🤖 AI Summary
Traditional ATPG methods suffer from excessive runtime and limited fault coverage, while existing machine learning–based approaches—such as reinforcement learning (RL) with severe reward delay and graph neural networks (GNNs) with inadequate circuit representation capability—exhibit critical limitations. To address these challenges, this paper proposes an intelligent test vector generation framework integrating fanout-free region (FFR) partitioning, a dedicated graph neural network (QGNN), and RL. We innovatively design an FFR-driven circuit decomposition strategy to mitigate reward sparsity in RL training and develop a QGNN architecture specifically tailored for ATPG to enhance gate-level structural modeling.
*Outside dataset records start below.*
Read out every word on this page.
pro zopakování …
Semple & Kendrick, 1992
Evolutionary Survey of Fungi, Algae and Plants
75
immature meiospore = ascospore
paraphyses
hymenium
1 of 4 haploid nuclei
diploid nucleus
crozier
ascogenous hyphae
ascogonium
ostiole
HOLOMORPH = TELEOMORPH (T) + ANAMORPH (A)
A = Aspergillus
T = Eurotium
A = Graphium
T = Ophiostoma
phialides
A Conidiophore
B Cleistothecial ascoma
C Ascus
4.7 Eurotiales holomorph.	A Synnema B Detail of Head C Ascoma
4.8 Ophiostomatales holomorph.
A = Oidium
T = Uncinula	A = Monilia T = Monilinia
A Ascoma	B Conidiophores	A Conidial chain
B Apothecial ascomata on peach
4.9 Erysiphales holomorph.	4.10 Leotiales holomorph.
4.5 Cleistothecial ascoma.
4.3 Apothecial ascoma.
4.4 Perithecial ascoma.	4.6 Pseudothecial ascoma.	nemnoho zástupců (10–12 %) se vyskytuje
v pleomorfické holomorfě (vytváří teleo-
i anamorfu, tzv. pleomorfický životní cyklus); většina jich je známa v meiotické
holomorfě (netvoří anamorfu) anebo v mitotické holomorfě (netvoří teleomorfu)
Experimental results demonstrate that our method reduces backtracking counts by 55.06% on average compared to conventional ATPG, and by 38.31% relative to state-of-the-art ML-based ATPG approaches, while achieving significantly higher fault coverage.
📝 Abstract
Automatic test pattern generation (ATPG) is a crucial process in integrated circuit (IC) design and testing, responsible for efficiently generating test patterns. As semiconductor technology progresses, traditional ATPG struggles with long execution times to achieve the expected fault coverage, which impacts the time-to-market of chips. Recent machine learning techniques, like reinforcement learning (RL) and graph neural networks (GNNs), show promise but face issues such as reward delay in RL models and inadequate circuit representation in GNN-based methods. In this paper, we propose InF-ATPG, an intelligent FFR-driven ATPG framework that overcomes these challenges by using advanced circuit representation to guide RL. By partitioning circuits into fanout-free regions (FFRs) and incorporating ATPG-specific features into a novel QGNN architecture, InF-ATPG enhances test pattern generation efficiency. Experimental results show InF-ATPG reduces backtracks by 55.06% on average compared to traditional methods and 38.31% compared to the machine learning approach, while also improving fault coverage.